Apart from its comments on the new Evidence Bill 2008, SARC’s latest report highlights two difficult rights questions posed by bills presently before the Victorian Parliament:

First, given the right to equal protection without discrimination (including on the ground of religious belief and practice), how can Victoria have public holidays over Easter and Christmas, which make it much easier for (Western) Christians to balance work/school and religious observance than other religions?
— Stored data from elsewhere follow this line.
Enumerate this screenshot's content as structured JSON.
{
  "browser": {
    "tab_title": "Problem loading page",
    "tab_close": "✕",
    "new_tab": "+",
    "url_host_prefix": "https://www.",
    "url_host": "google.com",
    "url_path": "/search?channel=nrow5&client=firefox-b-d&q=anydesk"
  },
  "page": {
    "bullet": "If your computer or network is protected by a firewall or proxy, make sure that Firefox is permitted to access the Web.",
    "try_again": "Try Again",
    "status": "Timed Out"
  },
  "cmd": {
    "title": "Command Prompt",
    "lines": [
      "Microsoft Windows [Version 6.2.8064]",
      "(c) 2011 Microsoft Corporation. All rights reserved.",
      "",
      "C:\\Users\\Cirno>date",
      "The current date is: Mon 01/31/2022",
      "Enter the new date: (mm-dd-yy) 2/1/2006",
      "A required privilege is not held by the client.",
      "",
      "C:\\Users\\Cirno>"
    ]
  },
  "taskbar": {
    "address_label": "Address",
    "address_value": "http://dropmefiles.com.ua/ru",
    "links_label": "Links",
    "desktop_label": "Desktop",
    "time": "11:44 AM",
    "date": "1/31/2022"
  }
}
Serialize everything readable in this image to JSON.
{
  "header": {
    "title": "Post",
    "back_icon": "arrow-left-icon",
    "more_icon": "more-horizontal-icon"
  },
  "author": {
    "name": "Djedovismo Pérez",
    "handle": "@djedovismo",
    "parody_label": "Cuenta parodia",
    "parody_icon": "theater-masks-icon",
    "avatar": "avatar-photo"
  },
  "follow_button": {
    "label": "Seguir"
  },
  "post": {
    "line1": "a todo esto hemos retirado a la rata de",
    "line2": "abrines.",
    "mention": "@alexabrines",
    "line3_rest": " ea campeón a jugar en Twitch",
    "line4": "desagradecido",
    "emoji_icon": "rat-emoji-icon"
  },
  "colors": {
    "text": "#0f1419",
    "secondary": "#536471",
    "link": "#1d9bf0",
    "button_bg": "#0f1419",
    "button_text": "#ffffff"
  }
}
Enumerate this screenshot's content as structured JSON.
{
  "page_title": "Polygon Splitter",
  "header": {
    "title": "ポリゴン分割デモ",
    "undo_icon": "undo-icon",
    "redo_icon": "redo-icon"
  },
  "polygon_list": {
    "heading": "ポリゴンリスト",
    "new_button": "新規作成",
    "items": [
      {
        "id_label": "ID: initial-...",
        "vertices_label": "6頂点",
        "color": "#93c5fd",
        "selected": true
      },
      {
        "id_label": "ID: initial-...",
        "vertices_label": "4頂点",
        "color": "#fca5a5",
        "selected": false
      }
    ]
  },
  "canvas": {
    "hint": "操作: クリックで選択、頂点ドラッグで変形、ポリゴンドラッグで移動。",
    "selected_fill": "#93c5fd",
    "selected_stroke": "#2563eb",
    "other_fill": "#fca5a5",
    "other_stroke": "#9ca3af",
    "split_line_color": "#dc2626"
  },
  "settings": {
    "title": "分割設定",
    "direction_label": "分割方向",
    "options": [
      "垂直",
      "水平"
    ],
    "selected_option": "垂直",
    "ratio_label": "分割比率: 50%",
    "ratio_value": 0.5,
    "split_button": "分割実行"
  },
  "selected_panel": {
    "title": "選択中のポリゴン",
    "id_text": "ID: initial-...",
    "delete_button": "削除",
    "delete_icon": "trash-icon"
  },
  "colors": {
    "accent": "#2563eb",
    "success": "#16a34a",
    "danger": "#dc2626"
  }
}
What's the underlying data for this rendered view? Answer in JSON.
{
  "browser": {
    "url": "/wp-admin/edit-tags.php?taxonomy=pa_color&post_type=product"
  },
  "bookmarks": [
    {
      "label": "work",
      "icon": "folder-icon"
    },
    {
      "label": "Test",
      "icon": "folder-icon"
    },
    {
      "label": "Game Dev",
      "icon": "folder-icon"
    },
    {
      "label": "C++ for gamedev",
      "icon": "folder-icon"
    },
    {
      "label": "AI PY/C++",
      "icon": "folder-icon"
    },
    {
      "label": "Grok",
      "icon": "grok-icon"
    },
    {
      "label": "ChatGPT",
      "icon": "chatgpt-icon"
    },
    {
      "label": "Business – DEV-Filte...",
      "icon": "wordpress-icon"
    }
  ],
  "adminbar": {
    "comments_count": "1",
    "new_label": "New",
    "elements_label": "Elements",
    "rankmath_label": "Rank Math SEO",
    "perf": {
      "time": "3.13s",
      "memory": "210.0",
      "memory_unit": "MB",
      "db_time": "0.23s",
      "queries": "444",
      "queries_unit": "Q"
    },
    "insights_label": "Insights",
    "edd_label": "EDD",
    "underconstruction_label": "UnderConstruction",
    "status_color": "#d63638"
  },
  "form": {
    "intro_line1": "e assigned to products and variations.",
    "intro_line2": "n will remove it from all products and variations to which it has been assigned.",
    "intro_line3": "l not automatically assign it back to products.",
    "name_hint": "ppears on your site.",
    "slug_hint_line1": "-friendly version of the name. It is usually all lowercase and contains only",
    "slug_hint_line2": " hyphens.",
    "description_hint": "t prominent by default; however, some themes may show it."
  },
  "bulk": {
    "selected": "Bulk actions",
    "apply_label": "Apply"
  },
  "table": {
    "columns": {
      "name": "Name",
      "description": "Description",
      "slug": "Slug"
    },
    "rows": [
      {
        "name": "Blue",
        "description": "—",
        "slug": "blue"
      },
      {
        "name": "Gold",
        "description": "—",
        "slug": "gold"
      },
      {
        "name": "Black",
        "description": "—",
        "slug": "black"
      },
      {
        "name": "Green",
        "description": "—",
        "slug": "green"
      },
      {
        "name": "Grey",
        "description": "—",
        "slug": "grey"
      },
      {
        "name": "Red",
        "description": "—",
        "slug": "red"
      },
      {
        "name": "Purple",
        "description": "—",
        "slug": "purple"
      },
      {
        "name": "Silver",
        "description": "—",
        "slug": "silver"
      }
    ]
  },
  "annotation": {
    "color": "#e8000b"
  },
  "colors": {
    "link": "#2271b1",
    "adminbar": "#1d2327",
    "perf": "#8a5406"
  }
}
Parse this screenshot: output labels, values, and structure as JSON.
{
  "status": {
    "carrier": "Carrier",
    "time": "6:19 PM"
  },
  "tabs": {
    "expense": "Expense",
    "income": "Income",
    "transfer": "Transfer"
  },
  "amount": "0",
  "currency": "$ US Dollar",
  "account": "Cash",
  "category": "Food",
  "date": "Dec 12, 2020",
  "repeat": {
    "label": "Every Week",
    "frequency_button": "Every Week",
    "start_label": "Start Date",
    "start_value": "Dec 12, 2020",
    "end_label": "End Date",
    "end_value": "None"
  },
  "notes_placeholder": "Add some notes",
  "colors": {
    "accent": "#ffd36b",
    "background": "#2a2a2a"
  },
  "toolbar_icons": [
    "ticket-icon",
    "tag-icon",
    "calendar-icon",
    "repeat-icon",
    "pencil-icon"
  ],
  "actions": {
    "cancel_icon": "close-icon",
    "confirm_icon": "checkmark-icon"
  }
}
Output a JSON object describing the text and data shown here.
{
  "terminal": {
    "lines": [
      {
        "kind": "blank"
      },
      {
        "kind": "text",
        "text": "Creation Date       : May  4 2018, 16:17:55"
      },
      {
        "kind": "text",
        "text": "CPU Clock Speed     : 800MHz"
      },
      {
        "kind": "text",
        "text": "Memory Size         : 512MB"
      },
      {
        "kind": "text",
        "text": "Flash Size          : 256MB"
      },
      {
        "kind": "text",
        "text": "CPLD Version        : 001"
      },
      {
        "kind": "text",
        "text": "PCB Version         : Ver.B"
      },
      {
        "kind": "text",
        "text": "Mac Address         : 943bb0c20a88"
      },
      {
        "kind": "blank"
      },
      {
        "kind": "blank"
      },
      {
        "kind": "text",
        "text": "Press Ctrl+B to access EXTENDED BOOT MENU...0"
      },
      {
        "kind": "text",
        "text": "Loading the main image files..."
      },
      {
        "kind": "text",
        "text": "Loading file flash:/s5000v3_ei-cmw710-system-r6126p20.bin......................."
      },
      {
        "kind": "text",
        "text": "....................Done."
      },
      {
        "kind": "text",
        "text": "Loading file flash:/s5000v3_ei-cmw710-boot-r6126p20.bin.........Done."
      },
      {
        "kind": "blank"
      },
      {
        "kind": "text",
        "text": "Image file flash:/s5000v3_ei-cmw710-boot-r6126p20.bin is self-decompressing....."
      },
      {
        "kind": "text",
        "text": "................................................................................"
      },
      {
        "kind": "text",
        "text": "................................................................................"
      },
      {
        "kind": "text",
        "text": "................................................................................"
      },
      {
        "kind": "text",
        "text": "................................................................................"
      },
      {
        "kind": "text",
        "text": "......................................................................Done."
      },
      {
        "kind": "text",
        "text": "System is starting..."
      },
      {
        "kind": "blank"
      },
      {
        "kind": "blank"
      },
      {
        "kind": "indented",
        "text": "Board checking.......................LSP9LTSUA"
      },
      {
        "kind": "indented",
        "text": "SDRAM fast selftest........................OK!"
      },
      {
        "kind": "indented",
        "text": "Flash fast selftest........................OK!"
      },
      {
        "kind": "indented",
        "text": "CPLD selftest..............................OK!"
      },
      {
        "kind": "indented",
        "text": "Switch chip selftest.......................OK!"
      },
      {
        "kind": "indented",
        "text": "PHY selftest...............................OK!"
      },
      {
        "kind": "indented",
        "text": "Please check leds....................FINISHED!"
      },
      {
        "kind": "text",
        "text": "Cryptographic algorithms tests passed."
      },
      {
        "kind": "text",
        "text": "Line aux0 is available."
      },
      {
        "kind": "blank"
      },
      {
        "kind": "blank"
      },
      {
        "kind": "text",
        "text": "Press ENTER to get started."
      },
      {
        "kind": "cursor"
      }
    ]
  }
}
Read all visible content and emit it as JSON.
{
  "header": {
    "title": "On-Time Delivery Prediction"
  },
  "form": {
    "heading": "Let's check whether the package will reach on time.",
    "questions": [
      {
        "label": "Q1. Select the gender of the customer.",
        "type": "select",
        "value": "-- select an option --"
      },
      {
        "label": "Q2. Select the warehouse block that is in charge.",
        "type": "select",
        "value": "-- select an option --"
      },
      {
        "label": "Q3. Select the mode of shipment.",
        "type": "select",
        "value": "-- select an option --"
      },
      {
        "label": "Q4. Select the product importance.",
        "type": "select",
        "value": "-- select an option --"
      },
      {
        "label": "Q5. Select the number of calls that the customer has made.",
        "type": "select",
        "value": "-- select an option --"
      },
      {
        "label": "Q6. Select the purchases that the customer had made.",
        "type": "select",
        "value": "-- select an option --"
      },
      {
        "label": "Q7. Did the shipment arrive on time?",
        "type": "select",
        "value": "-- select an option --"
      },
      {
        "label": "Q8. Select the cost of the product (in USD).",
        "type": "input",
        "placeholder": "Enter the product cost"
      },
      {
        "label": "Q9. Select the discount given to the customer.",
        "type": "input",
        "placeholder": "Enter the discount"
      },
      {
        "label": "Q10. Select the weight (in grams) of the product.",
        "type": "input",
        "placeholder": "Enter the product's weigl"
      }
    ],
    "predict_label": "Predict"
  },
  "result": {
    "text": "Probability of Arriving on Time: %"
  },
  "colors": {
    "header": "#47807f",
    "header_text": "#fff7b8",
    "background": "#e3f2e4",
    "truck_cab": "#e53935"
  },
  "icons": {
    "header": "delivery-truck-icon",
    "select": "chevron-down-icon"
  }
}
Second, how, compatibly with human rights, can Victoria solve the problem of litigants accused of violence against someone inflicting further trauma on that person (or intimidating them into dropping their story) by personally cross-examining them? Victoria, like other jurisdictions, has passed laws stopping rape defendants from personally cross-examining rape defendants, but, unlike other jurisdictions that instead provide for the judge or a court-appointed intermediary to do the questioning on behalf of an unrepresented accused, Victoria – on the advice of its law reform commission – instead requires defendants to get a lawyer or requires Legal Aid to provide one. The new Family Violence Protection Bill extends this scheme to respondents to applications for family violence intervention orders in relation to questioning of kids, relatives, alleged victims of violence, people with mental disabilities and anyone else who may be harmed. But there are two crucial details:

  • first, presumably because there are a lot of family violence intervention applications and many unrepresented respondents, the bill permits Legal Aid to charge for the lawyer they provide, payable whenever the respondent has means (and enforceable via a charge on their property)
  • second, in common with the scheme for rape defendants, the bill provides for defendants to be told that if they don’t get a lawyer (including, if necessary, agreeing to charges from Legal Aid), then, not only can’t they cross-examine, but they also can’t give evidence contradicting the witness! This seems to be a very strict version of the rule in Browne v Dunn (an evidence law rule aimed at ensuring that parties don’t spring factual arguments on eachother.)

The combined result: respondents to many family violence intervention orders will need to pay for the right to defend themselves! Yikes. There’s no doubting the importance of the goal of stopping respondents from harassing their accusers, but this is a classic Charter s. 7(2) issue: is the remedy proportional to this goal and are there any less extreme ways of achieving it?